Sans rien dire, toute glacée, le sein houleux, Mlle d’Agnès se rendit chez son frère.
Il l’attendait debout, et, quoiqu’il fût à contre-jour, elle distingua ses yeux rouges et son air défait. Il lui dit à brûle-pourpoint, d’un ton extraordinairement doux et affectueux :
— « Écoute, Jeanneton… D’abord, écoute : tu aimes toujours bien Tiburce, n’est-ce pas ?… — Pauvre petit lapin, te voilà toute tremblante… Ne crois pas… »
— « Mais oui… je l’aime, Tiburce… »
— « Eh bien, mon Jeanneton, tu l’épouseras, va, mon petit lapin ; tu l’épouseras quand même. Autrefois, tu sais, j’étais inepte de m’opposer à votre mariage ; et depuis, le subordonner au succès de Tiburce, vois-tu, faire dépendre votre bonheur du mien, ça, c’était d’un égoïsme sans nom ! sans nom !… Mais tu l’épouseras, va, mon petit ! »

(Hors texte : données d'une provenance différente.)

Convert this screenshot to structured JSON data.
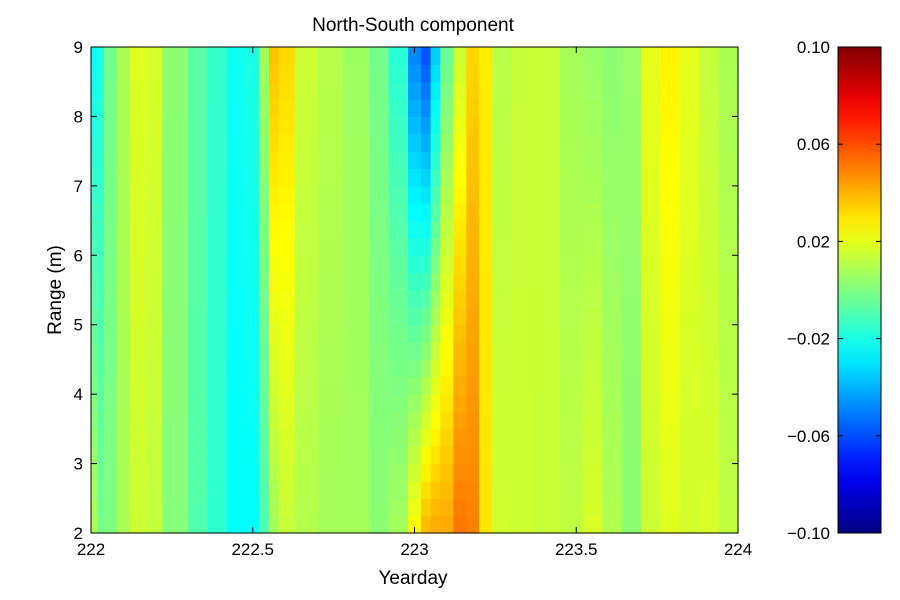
{
  "chart_data": {
    "type": "heatmap",
    "title": "North-South component",
    "xlabel": "Yearday",
    "ylabel": "Range (m)",
    "xlim": [
      222,
      224
    ],
    "ylim": [
      2,
      9
    ],
    "x_ticks": [
      222,
      222.5,
      223,
      223.5,
      224
    ],
    "x_tick_labels": [
      "222",
      "222.5",
      "223",
      "223.5",
      "224"
    ],
    "y_ticks": [
      2,
      3,
      4,
      5,
      6,
      7,
      8,
      9
    ],
    "y_tick_labels": [
      "2",
      "3",
      "4",
      "5",
      "6",
      "7",
      "8",
      "9"
    ],
    "colormap": "jet",
    "clim": [
      -0.1,
      0.1
    ],
    "colorbar_ticks": [
      0.1,
      0.06,
      0.02,
      -0.02,
      -0.06,
      -0.1
    ],
    "colorbar_tick_labels": [
      "0.10",
      "0.06",
      "0.02",
      "−0.02",
      "−0.06",
      "−0.10"
    ],
    "colors": {
      "jet_stops": [
        "#00008f",
        "#0000ff",
        "#00ffff",
        "#ffff00",
        "#ff0000",
        "#800000"
      ],
      "axis": "#000000",
      "background": "#ffffff"
    },
    "grid": false,
    "field_columns": {
      "yearday": [
        222.0,
        222.02,
        222.04,
        222.08,
        222.12,
        222.17,
        222.22,
        222.3,
        222.36,
        222.42,
        222.47,
        222.52,
        222.55,
        222.58,
        222.63,
        222.7,
        222.78,
        222.86,
        222.92,
        222.98,
        223.02,
        223.05,
        223.08,
        223.12,
        223.16,
        223.2,
        223.24,
        223.3,
        223.38,
        223.45,
        223.52,
        223.58,
        223.64,
        223.7,
        223.76,
        223.82,
        223.88,
        223.94,
        224.0
      ],
      "value_low": [
        0.02,
        0.0,
        -0.005,
        0.005,
        0.012,
        0.018,
        0.008,
        -0.005,
        -0.012,
        -0.02,
        -0.03,
        -0.02,
        0.0,
        0.012,
        0.015,
        0.005,
        0.01,
        0.005,
        0.0,
        0.015,
        0.035,
        0.045,
        0.04,
        0.045,
        0.06,
        0.04,
        0.02,
        0.012,
        0.018,
        0.01,
        0.015,
        0.02,
        0.0,
        0.005,
        0.025,
        0.012,
        0.02,
        0.015,
        0.01
      ],
      "value_high": [
        -0.02,
        -0.03,
        -0.01,
        0.005,
        0.012,
        0.025,
        0.01,
        -0.005,
        -0.01,
        -0.02,
        -0.025,
        -0.015,
        0.03,
        0.045,
        0.02,
        0.01,
        0.012,
        0.0,
        -0.005,
        -0.03,
        -0.07,
        -0.05,
        -0.02,
        0.01,
        0.02,
        0.045,
        0.012,
        0.01,
        0.018,
        0.01,
        0.005,
        0.005,
        0.0,
        0.01,
        0.03,
        0.025,
        0.015,
        0.012,
        0.005
      ]
    }
  }
}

— « François, je te remercie de tout mon cœur… » Elle lui prenait les mains et parlait timidement. « Il… il n’a pas réussi, alors ?… Tu dis que je l’épouserai quand même ?… et tu pleures !… » Elle l’embrassait. « …Il n’a pas réussi ? »

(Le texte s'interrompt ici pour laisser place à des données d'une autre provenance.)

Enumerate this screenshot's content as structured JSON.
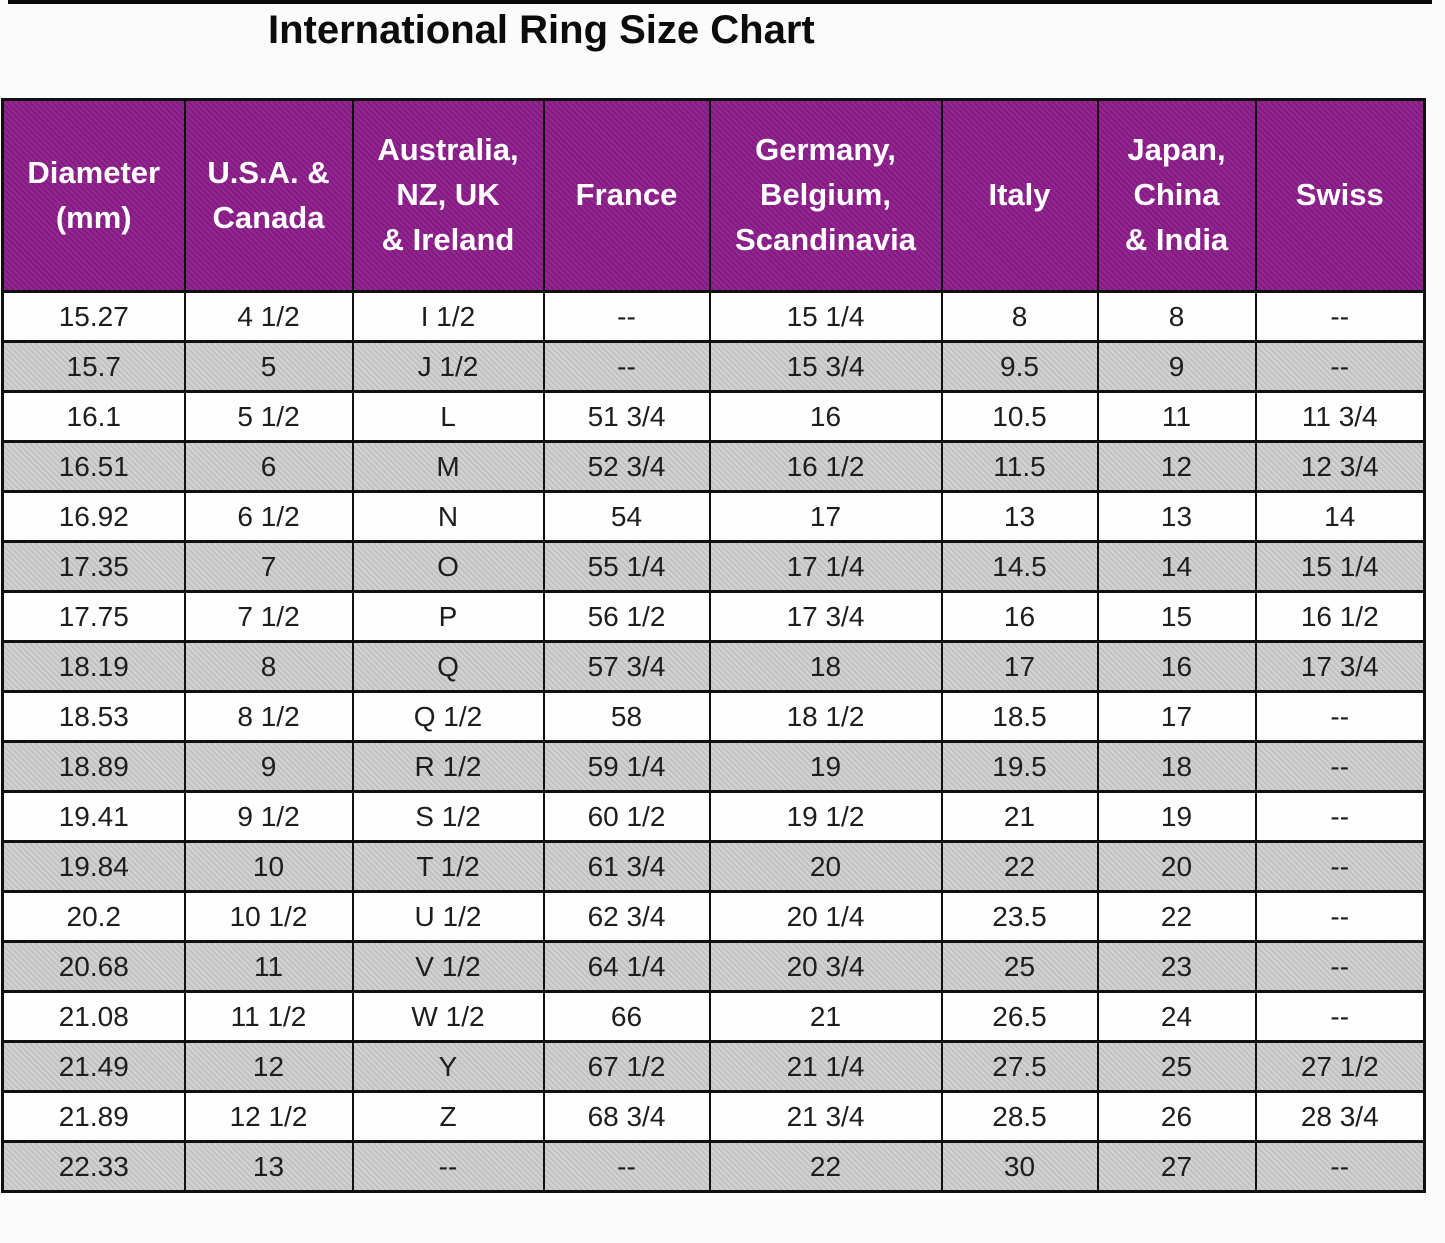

— « Parbleu ! » s’écria le duc en chevrotant. « C’était bien sûr qu’il échouerait ! Je ne sais pas comment j’ai été assez idiot pour me raccrocher à cette hypothèse ! Mais c’est que l’autre, l’autre hypothèse, celle des Sarvants, était si affreuse !… Si affreuse et si définitive ! Tiens, j’ai encore vu deux ingénieurs ce matin, et mon courrier… ce n’est que des réponses d’ingénieurs ! Tout ça : désespérant ! Jamais on n’ira là-haut. Jamais ! jamais ! jamais !… »
Mlle d’Agnès reprit tendrement :
— « Tu as une lettre de Tiburce ? »
— « Oui. La voilà. C’est pour te la faire lire et pour te rassurer en même temps que je t’ai demandée. »
Elle déploya le billet.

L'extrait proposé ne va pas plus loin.